Martinghoul/M22au
Interesting bbg article, looks like the quasi religious views of the macro establishment are taking some well deserved heat. There's one sentence I would take exception to:
"But in reality, economies that experience very low rates for many years -- first Japan, and now the U.S. -- seem to grow slowly and have low inflation, but not crash."
Mais voyons, at least not for now... n'est-ce-pas?
They only seem that way, at present but a crash is a very real possibility for Japan, given the size of the BOJ's balance sheet, the nation's indebtedness and the coming crash in JGBs.
The problem with Gabaix's theory is that while it seems to resolve a number of macro paradoxes, it fails to address the underlying fundamental flaw of the religious establishment: that the market's natural rate of interest is neither the impetus to save or invest, nor is set by the central bank, but instead is a function of people's valuation of present vs future consumption.

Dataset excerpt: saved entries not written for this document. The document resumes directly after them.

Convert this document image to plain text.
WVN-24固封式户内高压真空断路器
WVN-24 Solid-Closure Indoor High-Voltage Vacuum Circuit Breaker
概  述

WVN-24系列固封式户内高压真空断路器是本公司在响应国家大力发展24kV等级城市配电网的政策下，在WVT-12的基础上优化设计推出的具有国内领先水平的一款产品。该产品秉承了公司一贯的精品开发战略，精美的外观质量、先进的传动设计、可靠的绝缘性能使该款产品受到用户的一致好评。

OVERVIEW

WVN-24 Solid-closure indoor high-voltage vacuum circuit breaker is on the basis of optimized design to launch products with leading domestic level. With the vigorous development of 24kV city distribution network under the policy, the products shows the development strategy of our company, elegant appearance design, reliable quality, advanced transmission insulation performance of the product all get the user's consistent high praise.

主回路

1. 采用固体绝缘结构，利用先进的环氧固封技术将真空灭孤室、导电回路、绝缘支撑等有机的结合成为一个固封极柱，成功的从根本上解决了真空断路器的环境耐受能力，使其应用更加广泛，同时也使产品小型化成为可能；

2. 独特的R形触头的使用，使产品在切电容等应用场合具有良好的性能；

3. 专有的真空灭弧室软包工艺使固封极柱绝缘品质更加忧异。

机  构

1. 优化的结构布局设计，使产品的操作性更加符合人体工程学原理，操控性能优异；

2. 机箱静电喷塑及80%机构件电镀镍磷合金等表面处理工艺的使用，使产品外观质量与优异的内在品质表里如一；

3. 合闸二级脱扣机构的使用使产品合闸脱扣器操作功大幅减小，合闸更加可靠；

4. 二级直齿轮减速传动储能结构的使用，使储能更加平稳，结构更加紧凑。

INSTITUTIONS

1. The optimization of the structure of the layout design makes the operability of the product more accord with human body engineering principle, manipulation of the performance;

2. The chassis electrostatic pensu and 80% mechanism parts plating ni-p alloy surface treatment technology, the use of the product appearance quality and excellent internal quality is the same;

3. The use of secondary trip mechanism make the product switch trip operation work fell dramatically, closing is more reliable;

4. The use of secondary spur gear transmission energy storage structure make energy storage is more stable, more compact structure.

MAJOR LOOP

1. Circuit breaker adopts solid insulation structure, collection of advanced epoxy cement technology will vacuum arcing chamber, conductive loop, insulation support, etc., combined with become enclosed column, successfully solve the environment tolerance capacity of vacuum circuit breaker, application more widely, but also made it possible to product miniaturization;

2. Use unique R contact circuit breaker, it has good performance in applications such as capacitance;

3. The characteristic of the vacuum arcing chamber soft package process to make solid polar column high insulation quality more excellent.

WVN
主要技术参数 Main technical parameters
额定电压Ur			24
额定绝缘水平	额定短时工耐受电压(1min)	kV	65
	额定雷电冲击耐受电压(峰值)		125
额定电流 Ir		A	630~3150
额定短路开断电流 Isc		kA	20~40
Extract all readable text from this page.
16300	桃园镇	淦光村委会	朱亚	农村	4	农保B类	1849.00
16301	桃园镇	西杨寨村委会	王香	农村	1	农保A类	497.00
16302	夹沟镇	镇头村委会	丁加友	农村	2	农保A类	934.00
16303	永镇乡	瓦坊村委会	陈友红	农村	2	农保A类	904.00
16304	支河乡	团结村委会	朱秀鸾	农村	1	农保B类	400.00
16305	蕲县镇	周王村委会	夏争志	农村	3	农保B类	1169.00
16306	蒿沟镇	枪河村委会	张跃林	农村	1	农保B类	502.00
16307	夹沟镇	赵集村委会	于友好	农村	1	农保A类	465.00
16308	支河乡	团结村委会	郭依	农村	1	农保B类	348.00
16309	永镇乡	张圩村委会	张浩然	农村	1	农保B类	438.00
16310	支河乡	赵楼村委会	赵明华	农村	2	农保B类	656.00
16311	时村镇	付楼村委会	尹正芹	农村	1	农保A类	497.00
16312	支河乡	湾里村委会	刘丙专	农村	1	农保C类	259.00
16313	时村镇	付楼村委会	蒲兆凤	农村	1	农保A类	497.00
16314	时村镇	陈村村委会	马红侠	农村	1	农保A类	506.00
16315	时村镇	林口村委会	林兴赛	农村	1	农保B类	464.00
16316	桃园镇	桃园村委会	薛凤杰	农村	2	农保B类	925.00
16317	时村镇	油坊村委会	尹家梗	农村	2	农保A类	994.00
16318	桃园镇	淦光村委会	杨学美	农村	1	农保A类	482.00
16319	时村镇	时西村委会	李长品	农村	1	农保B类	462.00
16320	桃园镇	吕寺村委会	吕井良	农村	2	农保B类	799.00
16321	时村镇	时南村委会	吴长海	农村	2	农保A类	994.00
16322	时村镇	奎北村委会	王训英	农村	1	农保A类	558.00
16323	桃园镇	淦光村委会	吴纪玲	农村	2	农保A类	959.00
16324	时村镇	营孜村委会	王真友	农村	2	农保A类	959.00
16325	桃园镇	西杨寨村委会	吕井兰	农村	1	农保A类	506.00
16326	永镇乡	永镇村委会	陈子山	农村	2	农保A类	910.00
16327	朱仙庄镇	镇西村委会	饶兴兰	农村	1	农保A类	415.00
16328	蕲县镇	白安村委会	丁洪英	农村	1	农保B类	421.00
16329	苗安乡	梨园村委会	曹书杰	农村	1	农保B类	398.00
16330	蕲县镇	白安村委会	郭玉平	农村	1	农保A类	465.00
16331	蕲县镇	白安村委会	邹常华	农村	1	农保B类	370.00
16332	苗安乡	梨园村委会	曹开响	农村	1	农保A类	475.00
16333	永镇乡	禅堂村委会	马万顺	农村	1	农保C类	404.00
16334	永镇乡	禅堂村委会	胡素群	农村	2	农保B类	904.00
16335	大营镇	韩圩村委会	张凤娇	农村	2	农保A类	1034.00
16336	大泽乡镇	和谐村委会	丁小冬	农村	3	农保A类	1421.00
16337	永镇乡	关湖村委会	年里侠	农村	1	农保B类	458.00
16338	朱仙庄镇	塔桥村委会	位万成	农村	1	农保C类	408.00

Contra Gabaix, the primary mechanism through which low interest rates eventually depress inflation is not the bounded rationality of economic actors (although that does play a role in the process), but rather the gradual decline in the originary interest rate caused by the central bank's constant depressing of the market rate of interest below the natural rate of interest. This intervention distorts consumer and producer evaluation of the value of future to present goods.
And so we can booms and busts and everything in between.
Intervention stinks. So do flawed paradigms, like those present in today's academia.